The major portion of the book details how he escapes the frame-up, wins absolution for the crime of which he was accused, and wins the love of a woman.

===Conspiracy hints===
As the story progresses, the reader is introduced to the actual shooter who took the shot at the Salvadoran Archbishop: one Lon Scott. Lon is a crippled man, who was once a great competition benchrest shooter. Bob tracks Lon by tracing the .300 H&H Swagger is given at the Accutech shooting range to Lon's father, Art Scott. Art received the .300 H&H, referred to as "The Tenth Black King", as a gift for his shooting for Winchester. In a tragic twist of fate, Art accidentally shot his son, crippling Lon from the waist down. He then proceeded to take his own life, with the same rifle. Bob hunts through some old files, and with Nick Memphis's help manages to track Lon to his home. Bob and Memphis are then ambushed, but escape. Much later in the novel, Lon makes another appearance as Colonel Shreck tries to set Bob up in Hard Bargain Valley, near the end of the book. Nick Memphis ends up taking a thousand yard shot at Lon, subsequently killing him. Bob then goes through legal proceedings, and embarrasses the United States government. The careful reader will then notice, during a description of the distribution of Lon's possessions in accordance with his will, that there was found a "curious collection of fired 162-grain .264-caliber bullets from some bizarre project or other in the early sixties, found in his safe deposit box." After some research, it can be learned that this is an allusion to the assassination of John F. Kennedy, in 1963. The rifle that supposedly fired the bullet that killed Kennedy was alleged to be a Carcano rifle, firing a 162 grain bullet, in 6.5 mm. It can thus be inferred that Bob Lee Swagger is not the only man that Lon Scott has set up, and that Lon Scott actually shot JFK on November 22, 1963, rather than Lee Harvey Oswald. In 2013, Hunter followed up on these hinted at threads and completed the tale in The Third Bullet.

==Inspiration==
In the 2007 film adaptation DVD special features short titled "Survival of the Fittest: The Making of Shooter", the author states

I wanted to write a novel about a sniper. I'd read a biography of Carlos Hathcock, a Marine sniper. It's a very provocative book. It struck me that he was kind of the Faustian intellectual of war, in the sense that he learned things that no man ever learned, but at great cost. And the cost was his exile and his bitterness and his grief.
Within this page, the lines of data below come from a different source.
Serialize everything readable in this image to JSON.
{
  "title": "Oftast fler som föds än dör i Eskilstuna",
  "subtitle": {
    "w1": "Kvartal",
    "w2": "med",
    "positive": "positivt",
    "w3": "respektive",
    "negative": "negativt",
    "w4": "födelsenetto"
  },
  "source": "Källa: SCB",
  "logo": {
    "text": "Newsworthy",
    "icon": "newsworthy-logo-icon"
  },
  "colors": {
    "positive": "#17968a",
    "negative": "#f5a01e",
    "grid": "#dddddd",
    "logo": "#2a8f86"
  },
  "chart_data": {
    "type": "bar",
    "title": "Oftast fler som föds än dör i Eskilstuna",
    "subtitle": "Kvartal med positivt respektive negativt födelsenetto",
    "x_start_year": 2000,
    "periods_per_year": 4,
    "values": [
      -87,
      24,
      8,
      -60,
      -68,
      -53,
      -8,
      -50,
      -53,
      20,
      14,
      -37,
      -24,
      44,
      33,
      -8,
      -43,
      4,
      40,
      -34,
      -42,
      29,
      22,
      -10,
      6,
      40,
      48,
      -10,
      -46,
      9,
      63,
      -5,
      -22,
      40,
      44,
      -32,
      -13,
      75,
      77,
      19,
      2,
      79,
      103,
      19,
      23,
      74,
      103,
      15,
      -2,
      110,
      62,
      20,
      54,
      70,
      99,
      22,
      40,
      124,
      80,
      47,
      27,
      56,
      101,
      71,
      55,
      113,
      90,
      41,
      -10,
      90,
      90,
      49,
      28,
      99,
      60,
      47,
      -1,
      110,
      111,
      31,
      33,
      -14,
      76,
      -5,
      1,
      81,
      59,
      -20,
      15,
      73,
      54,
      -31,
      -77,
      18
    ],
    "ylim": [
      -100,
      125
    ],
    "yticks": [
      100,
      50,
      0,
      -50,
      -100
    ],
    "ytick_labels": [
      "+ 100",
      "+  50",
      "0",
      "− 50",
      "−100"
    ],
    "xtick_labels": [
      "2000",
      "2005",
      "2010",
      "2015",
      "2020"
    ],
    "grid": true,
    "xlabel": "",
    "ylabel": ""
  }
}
Carlos Hathcock lost a spotter in Vietnam. So, I had Bob lose a spotter in Vietnam. Of course, the movie has been updated, so Vietnam hasn't figured in it. But there's still - I love that the sniper is a man of grief, with something that I don't think anybody had ever gotten before.

==Film and television adaptation==
A film adaptation of the novel was produced by Paramount Pictures in 2006, titled Shooter, starring Mark Wahlberg as Bob Lee Swagger. It was released on March 23, 2007. In January 2016, USA Network gave a series order for Shooter, a television series starring Ryan Phillipe, based on the novel and the 2007 film.